Gambia: Sanyang Women Rice Farmers Demand Compensation From Gach

1 December 2020

A number of women rice farmers at Sanyang Kayanko have accused GACH, a private owned sand mining company of destroying their rice farms following salt water intrusion and also demolition of fences due to mining operations.

The Gambia, Angola, China, Holdings (GACH) of recent received several complaints from the local women rice farmers, who expressed their frustration and anger for the damage on their rice fields by the mining company.

The women last month met the Village Development Committee (VDC) of Sanyang in a bid to empower them receive financial compensation from the accused sand mining company.
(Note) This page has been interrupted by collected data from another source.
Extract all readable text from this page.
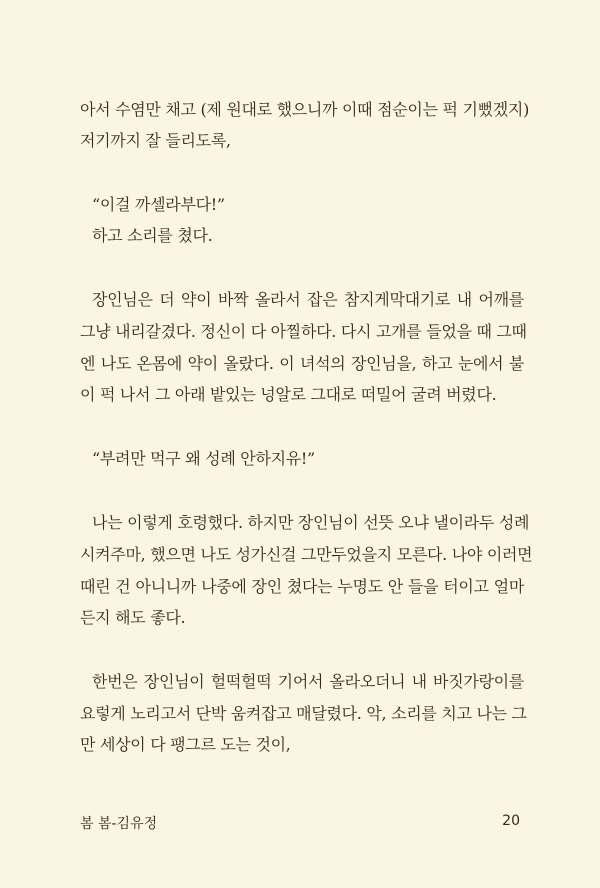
아서 수염만 채고 (제 원대로 했으니까 이때 점순이는 퍽 기뻤겠지)
저기까지 잘 들리도록,
“이걸 까셀라부다!”
하고 소리를 쳤다.
장인님은 더 약이 바짝 올라서 잡은 참지게막대기로 내 어깨를
그냥 내리갈겼다. 정신이 다 아찔하다. 다시 고개를 들었을 때 그때
엔 나도 온몸에 약이 올랐다. 이 녀석의 장인님을, 하고 눈에서 불
이 퍽 나서 그 아래 밭있는 넝알로 그대로 떠밀어 굴려 버렸다.
“부려만 먹구 왜 성례 안하지유!”
나는 이렇게 호령했다. 하지만 장인님이 선뜻 오냐 낼이라두 성례
시켜주마, 했으면 나도 성가신걸 그만두었을지 모른다. 나야 이러면
때린 건 아니니까 나중에 장인 쳤다는 누명도 안 들을 터이고 얼마
든지 해도 좋다.
한번은 장인님이 헐떡헐떡 기어서 올라오더니 내 바짓가랑이를
요렇게 노리고서 단박 움켜잡고 매달렸다. 악, 소리를 치고 나는 그
만 세상이 다 팽그르 도는 것이,
봄 봄-김유정	20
Many women have confirmed that they are no longer going to work on rice farms following destruction of their rice farm fences that were meant to keep animals at bay.

Fatou Jarju, a victim told The Point in an interview that her rice field has almost been destroyed by animal intrusion after the mining company she claims demolished her entire fencing boundary meant to keep at bay cattle from entering.

"I was told by the head of Operations of the mining company that the destroyed fence will be replaced but until today, I only receive information of animals intruding my rice field. I have since stopped going to visit my rice farm after the entire fence of the farm was damaged by the activities of the mining company."

"What can I do? I have no power to look for compensation but to only rely on God's help."

"We were promised to be compensated by the company and this has been since the end of the raining season when our rice fields were growing. I personally have to lose six of my cashew trees which I used to pay school fees, lunch and buy uniforms for my children," she stated.

Isatou Gibba, also a victim, said the intrusion of salt water has caused damage to her rice farm while citing the amount of water that entered her farm due to the mining nature of the company as huge.

"The intrusion of salt water into my rice farm is as a result of a water channel created by the company to allow easy transportation of a drilling machine to a different location for mining."

"What we are only seeking as for now is to be compensated financially by the company because we cannot regain what has already been destroyed by the mining company," she mentioned.

Kawsu Jatta, head of Operations at the mining company, in response to allegations, stated that prior to the sand mining activities, the company he said had engaged in a meeting with those believed to be affected for compensation.

"We did not just jump and start work like that, I can tell all of the women who were likely to be affected were consulted for a meeting and informed about compensation over any of their destroyed properties by the activities of the company."

And let me make it clear that it will surely happen," he assured.